Please use this as a starting point. This check-list is intended to be quick to understand and easy to read. If you have questions about insurance coverage from damage caused by Hurricane Michael, or conditions that the insurance carrier is placing on you, please feel free to contact The Holman Law Firm, another law firm of your choice, or a licensed public adjuster. This is especially true before you sign an Assignment of Benefits or a Release of you claim!
- Report your claim to your insurance carrier ASAP! If you don’t know who your carrier is or how to reach them, reach out to your insurance agent who sold you the policy. Call the hotline for reporting your claim directly to the company. Reporting your claim only to your agent will not be the fastest way to report your claim.
- Hurricane Deductibles are listed on the declarations page either as a stated amount or a percentage of Coverage A Dwelling. If Coverage A is $100,000, your deductible will be either 2%, 5% or 10% of that number ($2,000, $5,000, etc.). You will most likely not have to pay out of pocket for your deductible to the carrier. If you are asked to pay any amount to the carrier, contact a professional to explain this to you. Deductibles will usually only reduce the amount the carrier owes you for your claim.
- Try your best to stop additional damages from occurring. If your roof or walls have holes in them, do your very best to tarp them. You have a duty to mitigate your damages.
- Allow the field adjuster to inspect the property as many times as they need to. Your policy requires this access. If it gets overly burdensome, call an insurance claims professional, attorney, or licensed public adjuster.
- Don’t rely on the insurance company to fully document your damages. Take your own photos and make inventory lists of any and all items damaged. Pictures are worth a thousand words. Photographs will show water damage before mold sets in. This is important!
- Start listing all contents that you are throwing away, or that were damaged. It is always best to not throw anything away until the insurance company has inspected the items. However, if you cannot wait, list the item, the year you bought it and what you believe it would cost to replace. Take photos of all items before you throw them away. Save any manuals for large electronics or appliances to prove you owned them along with the year, make and model.
- Most Homeowner Policies have Additional Living Expenses to provide for a new place to live while you rebuild your lives. This can be tens of thousands of dollars that are at your disposal. It is listed under “Coverage D” on your policy’s declarations page. If you are in need of housing, submit your lease or proof of your most recent mortgage payment to your insurance carrier and request reimbursement. This is also true for the “fair rental value” if you have tenants and they are forced to move out. Keep all receipts for anything you have to buy because you have nowhere to live, or cook your meals. This would include restaurant receipts, hotel bills, etc.

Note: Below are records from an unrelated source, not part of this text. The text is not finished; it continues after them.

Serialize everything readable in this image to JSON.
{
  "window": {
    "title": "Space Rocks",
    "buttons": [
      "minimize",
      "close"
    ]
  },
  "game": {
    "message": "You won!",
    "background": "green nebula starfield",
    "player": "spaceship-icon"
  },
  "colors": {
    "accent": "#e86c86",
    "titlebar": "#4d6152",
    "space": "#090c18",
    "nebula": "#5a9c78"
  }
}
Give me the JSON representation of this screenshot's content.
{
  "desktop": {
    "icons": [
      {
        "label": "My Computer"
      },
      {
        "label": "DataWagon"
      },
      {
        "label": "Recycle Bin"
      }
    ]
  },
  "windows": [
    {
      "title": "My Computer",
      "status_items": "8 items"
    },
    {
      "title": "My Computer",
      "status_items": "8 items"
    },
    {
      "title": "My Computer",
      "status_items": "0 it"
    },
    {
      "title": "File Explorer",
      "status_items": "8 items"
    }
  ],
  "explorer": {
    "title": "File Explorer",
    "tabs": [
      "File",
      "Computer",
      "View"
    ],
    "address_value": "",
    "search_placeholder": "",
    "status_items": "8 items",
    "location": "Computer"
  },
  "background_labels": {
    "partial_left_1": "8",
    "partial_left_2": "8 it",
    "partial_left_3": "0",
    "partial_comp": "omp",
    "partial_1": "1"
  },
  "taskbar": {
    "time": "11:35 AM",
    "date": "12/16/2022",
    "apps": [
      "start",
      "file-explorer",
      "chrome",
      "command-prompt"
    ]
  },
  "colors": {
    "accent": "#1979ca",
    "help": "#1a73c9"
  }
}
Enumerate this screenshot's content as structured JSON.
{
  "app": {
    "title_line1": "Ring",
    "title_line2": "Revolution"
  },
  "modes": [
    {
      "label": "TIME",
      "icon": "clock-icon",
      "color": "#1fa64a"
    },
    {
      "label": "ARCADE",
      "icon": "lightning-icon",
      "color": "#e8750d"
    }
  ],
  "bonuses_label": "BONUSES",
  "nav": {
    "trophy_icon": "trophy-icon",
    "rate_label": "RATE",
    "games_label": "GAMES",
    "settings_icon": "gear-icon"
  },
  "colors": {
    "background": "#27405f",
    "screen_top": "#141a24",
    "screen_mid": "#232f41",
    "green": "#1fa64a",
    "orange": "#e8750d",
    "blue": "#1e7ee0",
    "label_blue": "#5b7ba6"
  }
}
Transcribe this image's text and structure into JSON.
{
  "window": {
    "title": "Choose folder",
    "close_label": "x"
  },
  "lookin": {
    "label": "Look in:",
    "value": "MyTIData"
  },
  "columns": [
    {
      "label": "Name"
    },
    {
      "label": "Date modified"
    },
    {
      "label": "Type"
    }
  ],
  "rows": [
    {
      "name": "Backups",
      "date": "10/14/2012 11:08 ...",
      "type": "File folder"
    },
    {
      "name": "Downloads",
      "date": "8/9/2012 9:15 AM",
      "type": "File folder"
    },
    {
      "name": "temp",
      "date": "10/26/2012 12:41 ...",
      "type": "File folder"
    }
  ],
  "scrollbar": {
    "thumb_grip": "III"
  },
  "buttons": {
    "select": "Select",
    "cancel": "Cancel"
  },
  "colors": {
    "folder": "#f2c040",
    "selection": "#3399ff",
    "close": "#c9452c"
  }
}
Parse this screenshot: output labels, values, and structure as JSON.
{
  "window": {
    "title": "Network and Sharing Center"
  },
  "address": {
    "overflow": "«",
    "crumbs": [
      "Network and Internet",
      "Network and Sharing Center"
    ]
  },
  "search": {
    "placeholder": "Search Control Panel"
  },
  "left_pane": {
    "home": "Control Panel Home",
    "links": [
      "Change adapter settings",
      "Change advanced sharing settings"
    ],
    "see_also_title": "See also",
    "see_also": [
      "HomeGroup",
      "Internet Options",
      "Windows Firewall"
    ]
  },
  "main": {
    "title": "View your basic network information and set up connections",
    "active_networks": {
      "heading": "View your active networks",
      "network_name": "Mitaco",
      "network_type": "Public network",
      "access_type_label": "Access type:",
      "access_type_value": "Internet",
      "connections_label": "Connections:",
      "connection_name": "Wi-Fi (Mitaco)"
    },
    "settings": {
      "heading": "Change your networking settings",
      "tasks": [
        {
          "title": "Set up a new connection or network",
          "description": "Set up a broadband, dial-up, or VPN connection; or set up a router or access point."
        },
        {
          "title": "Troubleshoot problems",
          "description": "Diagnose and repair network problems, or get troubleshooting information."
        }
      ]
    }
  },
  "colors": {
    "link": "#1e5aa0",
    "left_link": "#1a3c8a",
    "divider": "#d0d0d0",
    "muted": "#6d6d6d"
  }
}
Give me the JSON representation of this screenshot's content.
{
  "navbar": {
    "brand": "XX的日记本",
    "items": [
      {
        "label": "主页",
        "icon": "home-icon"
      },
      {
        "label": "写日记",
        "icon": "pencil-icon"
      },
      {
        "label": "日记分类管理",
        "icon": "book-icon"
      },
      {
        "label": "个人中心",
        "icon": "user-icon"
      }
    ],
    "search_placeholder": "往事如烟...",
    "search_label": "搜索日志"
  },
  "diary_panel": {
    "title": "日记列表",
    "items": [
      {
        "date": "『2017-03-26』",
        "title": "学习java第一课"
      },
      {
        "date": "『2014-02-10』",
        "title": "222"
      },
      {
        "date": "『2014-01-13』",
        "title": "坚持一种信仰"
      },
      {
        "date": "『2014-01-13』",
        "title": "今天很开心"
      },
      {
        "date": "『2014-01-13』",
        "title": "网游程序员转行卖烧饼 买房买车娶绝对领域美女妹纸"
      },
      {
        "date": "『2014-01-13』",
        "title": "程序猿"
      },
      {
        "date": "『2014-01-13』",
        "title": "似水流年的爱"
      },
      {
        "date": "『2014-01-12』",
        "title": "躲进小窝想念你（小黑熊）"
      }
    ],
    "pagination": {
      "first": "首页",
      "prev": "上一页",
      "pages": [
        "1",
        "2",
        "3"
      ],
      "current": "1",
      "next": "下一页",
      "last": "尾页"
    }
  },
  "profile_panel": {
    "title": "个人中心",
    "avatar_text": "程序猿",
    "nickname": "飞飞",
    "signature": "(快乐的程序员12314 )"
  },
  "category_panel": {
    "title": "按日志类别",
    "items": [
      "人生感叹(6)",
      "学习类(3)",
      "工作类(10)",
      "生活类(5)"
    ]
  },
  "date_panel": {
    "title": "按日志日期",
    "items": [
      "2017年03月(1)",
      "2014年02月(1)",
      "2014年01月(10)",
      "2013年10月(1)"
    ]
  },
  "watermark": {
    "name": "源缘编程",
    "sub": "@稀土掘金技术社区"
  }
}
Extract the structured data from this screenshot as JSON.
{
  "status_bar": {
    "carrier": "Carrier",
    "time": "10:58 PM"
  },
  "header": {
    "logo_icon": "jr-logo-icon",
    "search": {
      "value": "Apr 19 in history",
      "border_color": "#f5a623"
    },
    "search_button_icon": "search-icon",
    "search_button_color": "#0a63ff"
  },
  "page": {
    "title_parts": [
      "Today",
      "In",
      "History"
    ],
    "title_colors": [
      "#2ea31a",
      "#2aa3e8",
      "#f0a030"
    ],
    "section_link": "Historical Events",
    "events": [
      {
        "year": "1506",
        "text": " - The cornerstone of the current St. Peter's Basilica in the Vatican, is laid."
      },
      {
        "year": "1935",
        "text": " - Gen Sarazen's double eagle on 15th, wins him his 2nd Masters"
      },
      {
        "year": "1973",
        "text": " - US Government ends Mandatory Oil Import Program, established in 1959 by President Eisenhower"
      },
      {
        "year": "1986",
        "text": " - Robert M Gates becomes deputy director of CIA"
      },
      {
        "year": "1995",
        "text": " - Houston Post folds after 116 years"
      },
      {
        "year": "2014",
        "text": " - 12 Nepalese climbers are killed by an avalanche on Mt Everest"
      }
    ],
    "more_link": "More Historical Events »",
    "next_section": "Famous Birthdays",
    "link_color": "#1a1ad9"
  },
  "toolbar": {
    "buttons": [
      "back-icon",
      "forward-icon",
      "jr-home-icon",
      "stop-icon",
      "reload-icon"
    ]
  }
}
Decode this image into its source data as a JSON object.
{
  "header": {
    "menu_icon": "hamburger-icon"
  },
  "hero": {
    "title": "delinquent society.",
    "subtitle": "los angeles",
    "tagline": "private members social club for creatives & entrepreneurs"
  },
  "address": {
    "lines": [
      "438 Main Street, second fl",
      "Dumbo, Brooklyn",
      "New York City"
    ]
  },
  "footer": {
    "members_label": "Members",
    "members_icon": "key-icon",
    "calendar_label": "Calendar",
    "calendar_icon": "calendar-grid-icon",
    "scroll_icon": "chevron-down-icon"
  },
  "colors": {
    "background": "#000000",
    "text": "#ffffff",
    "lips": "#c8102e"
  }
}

- Insurance Advances are not a final resolution of your claim. If your carrier offers you an “advance” of $5,000 or $10,000, this is usually only a start of the claim process. Please read everything you sign carefully. If you are unsure, please contact a claims professional or attorney specializing in first party property insurance claims. Your claim payments should not come with a requirement to sign a “Release”.
- Beware of Mitigation companies offering to help. A lot of them are good people offering wonderful services and will bill the insurance carrier directly. However, if your home is a total loss, the funds will be wasted and will just reduce the amount you are owed under your Coverage A Dwelling amount. Again, please contact an attorney or claims professional if you have any doubt.